Apparently some of the newer services at the time I was scraping were not as optimized in terms of response caching or metadata queries as they should have been.

(Note: apparently it wasn't the overall frequency that was the problem, it was a few services that returned paginated results and fetching every page every 5 minutes was causing issues.)


Most of the AWS SDKs have built in support to retry SDK calls using exponential backoff + jitter. However it is not obvious unless you instrument logging to see the individual attempts, nor is it obvious how to tweak the number of retries (default 3 for everything except dynamodb) or the backoff parameters. Java, Golang, and nodejs have it for sure - PHP does not.


Seems to be catching up to Azure’s Resource Graph…


Boggles my mind that AWS still doesn't support something like this.


AWS and Azure have different philosophies:

Azure uses a unified resource manager that has everything in "one place".

AWS uses a "federation of systems" with almost nothing in common, except for authentication.

Azure's approach is more consistent and makes things like resource graph relatively easy to implement.

AWS's approach is more robust against failure, because the various service offerings are more independent and have fewer common failure points.

This isn't just theory, it matches my experience pretty well.
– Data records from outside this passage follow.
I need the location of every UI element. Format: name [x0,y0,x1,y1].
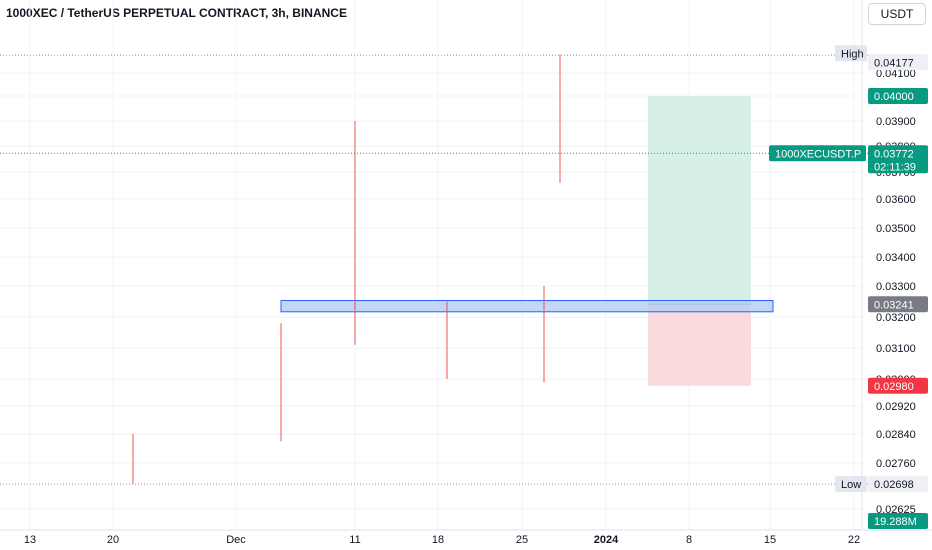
high-tag: High [835,45,867,62]
candlestick-series [132,54,561,484]
take-profit-label-text: 0.04000 [874,91,914,103]
price-tick-label: 0.03300 [876,281,916,293]
support-zone[interactable] [280,300,774,313]
low-value-text: 0.02698 [874,479,914,491]
high-tag-bg [835,45,867,62]
stop-loss-label-text: 0.02980 [874,381,914,393]
chart-title: 1000XEC / TetherUS PERPETUAL CONTRACT, 3… [6,6,347,20]
time-tick-label: 22 [848,534,860,546]
volume-label: 19.288M [868,513,928,529]
volume-label-text: 19.288M [874,516,917,528]
price-tick-label: 0.03500 [876,223,916,235]
take-profit-label: 0.04000 [868,88,928,104]
high-value-text: 0.04177 [874,57,914,69]
currency-selector[interactable]: USDT [868,3,926,25]
time-tick-label: 2024 [594,534,619,546]
time-tick-label: 15 [764,534,776,546]
price-tick-label: 0.04100 [876,68,916,80]
current-price-label: 0.03772 [868,145,928,162]
time-tick-label: 8 [686,534,692,546]
zone-box [280,300,774,313]
current-price-label-text: 0.03772 [874,148,914,160]
low-tag-text: Low [841,479,861,491]
low-tag-bg [835,476,867,493]
low-tag: Low [835,476,867,493]
profit-zone [648,96,751,305]
price-tick-label: 0.02760 [876,458,916,470]
high-value-bg [868,54,928,71]
price-tick-label: 0.03200 [876,312,916,324]
loss-zone [648,304,751,386]
stop-loss-label: 0.02980 [868,377,928,394]
time-tick-label: 13 [24,534,36,546]
stop-loss-label-bg [868,377,928,394]
time-tick-label: 11 [349,534,360,546]
price-labels: High 0.04177 Low 0.02698 0.04000 0.03241 0.029… [769,45,928,529]
high-tag-text: High [841,48,864,60]
price-tick-label: 0.03600 [876,194,916,206]
current-price-label-bg [868,145,928,162]
price-tick-label: 0.03100 [876,343,916,355]
volume-label-bg [868,513,928,529]
symbol-label-bg [769,145,866,162]
entry-label-text: 0.03241 [874,299,914,311]
high-value: 0.04177 [868,54,928,71]
countdown-label-bg [868,159,928,174]
countdown-label-text: 02:11:39 [874,161,916,173]
price-axis[interactable]: 0.041000.040000.039000.038000.037000.036… [861,0,916,530]
price-tick-label: 0.03400 [876,252,916,264]
countdown-label: 02:11:39 [868,159,928,174]
reference-lines [0,54,868,485]
symbol-label: 1000XECUSDT.P [769,145,866,162]
take-profit-label-bg [868,88,928,104]
price-tick-label: 0.02920 [876,401,916,413]
symbol-label-text: 1000XECUSDT.P [775,148,861,160]
price-tick-label: 0.02840 [876,429,916,441]
position-tool[interactable] [648,96,751,386]
price-tick-label: 0.03900 [876,116,916,128]
time-tick-label: 18 [432,534,444,546]
low-value-bg [868,476,928,493]
entry-label: 0.03241 [868,296,928,313]
entry-label-bg [868,296,928,313]
time-axis[interactable]: 13 20 Dec 11 18 25 2024 8 15 22 [0,529,932,546]
time-tick-label: Dec [226,534,246,546]
low-value: 0.02698 [868,476,928,493]
time-tick-label: 20 [107,534,119,546]
time-tick-label: 25 [516,534,528,546]
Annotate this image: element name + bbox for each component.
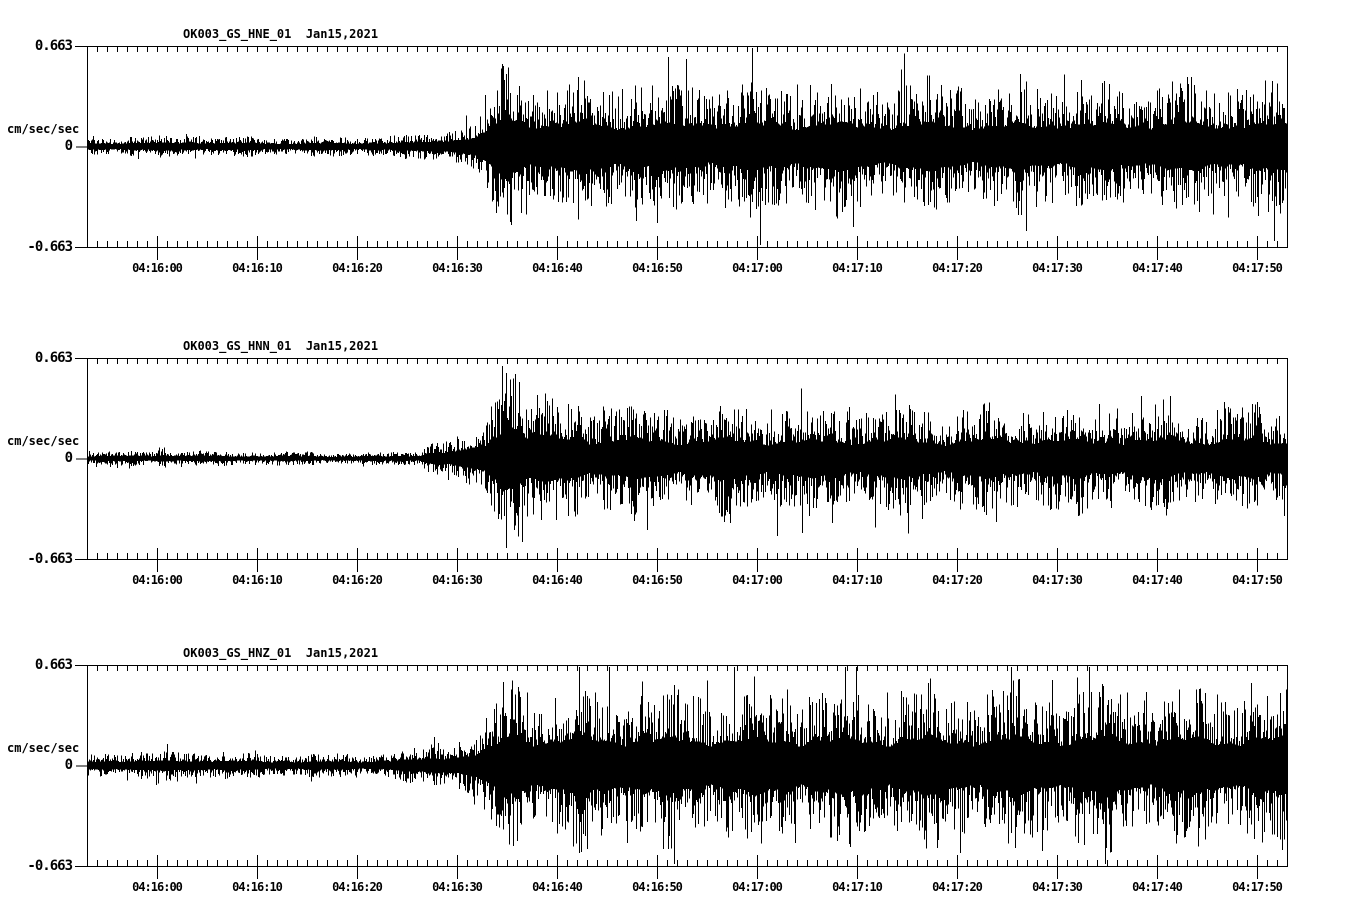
waveform-plot xyxy=(75,46,1288,260)
x-axis-tick-label: 04:16:00 xyxy=(132,880,183,894)
waveform-spikes xyxy=(502,366,1285,548)
major-ticks xyxy=(157,236,1258,260)
waveform-plot xyxy=(75,358,1288,572)
seismo-panel-hnz: 0.663 cm/sec/sec 0 -0.663 OK003_GS_HNZ_0… xyxy=(0,619,1358,924)
x-axis-tick-label: 04:16:20 xyxy=(332,573,383,587)
x-axis-labels: 04:16:00 04:16:10 04:16:20 04:16:30 04:16:40… xyxy=(0,573,1358,593)
x-axis-tick-label: 04:16:30 xyxy=(432,573,483,587)
y-axis-tick-label-zero: 0 xyxy=(64,757,73,773)
y-axis-tick-label-min: -0.663 xyxy=(27,858,73,874)
x-axis-tick-label: 04:16:10 xyxy=(232,261,283,275)
x-axis-labels: 04:16:00 04:16:10 04:16:20 04:16:30 04:16:40… xyxy=(0,880,1358,900)
y-axis-tick-label-min: -0.663 xyxy=(27,239,73,255)
x-axis-tick-label: 04:17:20 xyxy=(932,880,983,894)
major-ticks xyxy=(157,548,1258,572)
x-axis-tick-label: 04:17:00 xyxy=(732,573,783,587)
x-axis-tick-label: 04:17:50 xyxy=(1232,880,1283,894)
x-axis-tick-label: 04:16:20 xyxy=(332,261,383,275)
x-axis-tick-label: 04:17:20 xyxy=(932,573,983,587)
x-axis-tick-label: 04:16:00 xyxy=(132,261,183,275)
waveform-trace xyxy=(88,667,1287,864)
x-axis-tick-label: 04:16:00 xyxy=(132,573,183,587)
y-axis-tick-label-max: 0.663 xyxy=(34,38,73,54)
x-axis-tick-label: 04:16:20 xyxy=(332,880,383,894)
waveform-plot xyxy=(75,665,1288,879)
x-axis-tick-label: 04:17:30 xyxy=(1032,880,1083,894)
x-axis-tick-label: 04:17:40 xyxy=(1132,573,1183,587)
y-axis-tick-label-zero: 0 xyxy=(64,450,73,466)
waveform-trace xyxy=(88,48,1287,245)
y-axis-tick-label-min: -0.663 xyxy=(27,551,73,567)
x-axis-tick-label: 04:17:10 xyxy=(832,261,883,275)
y-axis-unit-label: cm/sec/sec xyxy=(7,741,80,755)
x-axis-tick-label: 04:16:10 xyxy=(232,573,283,587)
waveform-spikes xyxy=(504,79,1273,215)
x-axis-tick-label: 04:17:50 xyxy=(1232,573,1283,587)
x-axis-tick-label: 04:16:50 xyxy=(632,261,683,275)
x-axis-tick-label: 04:16:40 xyxy=(532,880,583,894)
x-axis-tick-label: 04:17:10 xyxy=(832,573,883,587)
panel-title: OK003_GS_HNE_01 Jan15,2021 xyxy=(183,27,379,41)
x-axis-tick-label: 04:17:40 xyxy=(1132,880,1183,894)
plot-frame xyxy=(75,46,1288,248)
y-axis-tick-label-max: 0.663 xyxy=(34,350,73,366)
panel-title: OK003_GS_HNZ_01 Jan15,2021 xyxy=(183,646,379,660)
x-axis-tick-label: 04:16:40 xyxy=(532,261,583,275)
panel-title: OK003_GS_HNN_01 Jan15,2021 xyxy=(183,339,379,353)
y-axis-tick-label-max: 0.663 xyxy=(34,657,73,673)
waveform-trace xyxy=(88,372,1287,543)
major-ticks xyxy=(157,855,1258,879)
waveform-spikes xyxy=(503,677,1287,845)
x-axis-tick-label: 04:16:40 xyxy=(532,573,583,587)
seismo-panel-hne: 0.663 cm/sec/sec 0 -0.663 OK003_GS_HNE_0… xyxy=(0,0,1358,308)
x-axis-tick-label: 04:17:40 xyxy=(1132,261,1183,275)
x-axis-tick-label: 04:17:00 xyxy=(732,261,783,275)
x-axis-labels: 04:16:00 04:16:10 04:16:20 04:16:30 04:16:40… xyxy=(0,261,1358,281)
x-axis-tick-label: 04:16:30 xyxy=(432,261,483,275)
y-axis-unit-label: cm/sec/sec xyxy=(7,122,80,136)
x-axis-tick-label: 04:17:30 xyxy=(1032,573,1083,587)
plot-frame xyxy=(75,665,1288,867)
x-axis-tick-label: 04:16:50 xyxy=(632,573,683,587)
x-axis-tick-label: 04:16:30 xyxy=(432,880,483,894)
y-axis-unit-label: cm/sec/sec xyxy=(7,434,80,448)
x-axis-tick-label: 04:17:10 xyxy=(832,880,883,894)
x-axis-tick-label: 04:17:30 xyxy=(1032,261,1083,275)
seismo-panel-hnn: 0.663 cm/sec/sec 0 -0.663 OK003_GS_HNN_0… xyxy=(0,312,1358,620)
x-axis-tick-label: 04:16:10 xyxy=(232,880,283,894)
x-axis-tick-label: 04:17:50 xyxy=(1232,261,1283,275)
y-axis-tick-label-zero: 0 xyxy=(64,138,73,154)
plot-frame xyxy=(75,358,1288,560)
x-axis-tick-label: 04:16:50 xyxy=(632,880,683,894)
x-axis-tick-label: 04:17:00 xyxy=(732,880,783,894)
x-axis-tick-label: 04:17:20 xyxy=(932,261,983,275)
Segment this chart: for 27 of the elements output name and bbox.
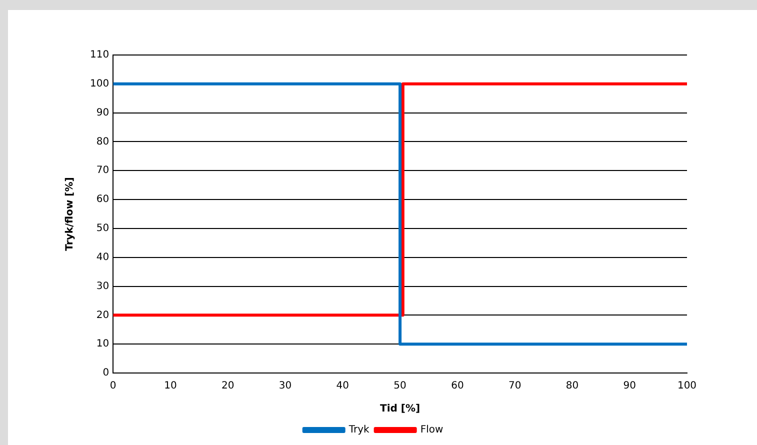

I hate how in AWS I have to switch portals to go from service-to-service, whereas in Azure the "Resource Groups" contain all related resources in one place, even if it's a random mix of IaaS and PaaS. Conversely, I've been bitten by several wide-spread Azure outages. Repeatedly.

It all depends on your business requirements. For me, the consistency is more important. For other people, availability is far more critical.


Agree on your points. I just think they could define a standard service discovery/enum interface and leave the implementation to the product team. Basically Config.


AWS is trying to do this with Cloud Control [1]. It's a common interface for resource inventory and provisioning and seems to come out of internal APIs for the CloudFormation service. It currently seems better suited to provisioning use cases and is still fairly limited as an inventory interface [2].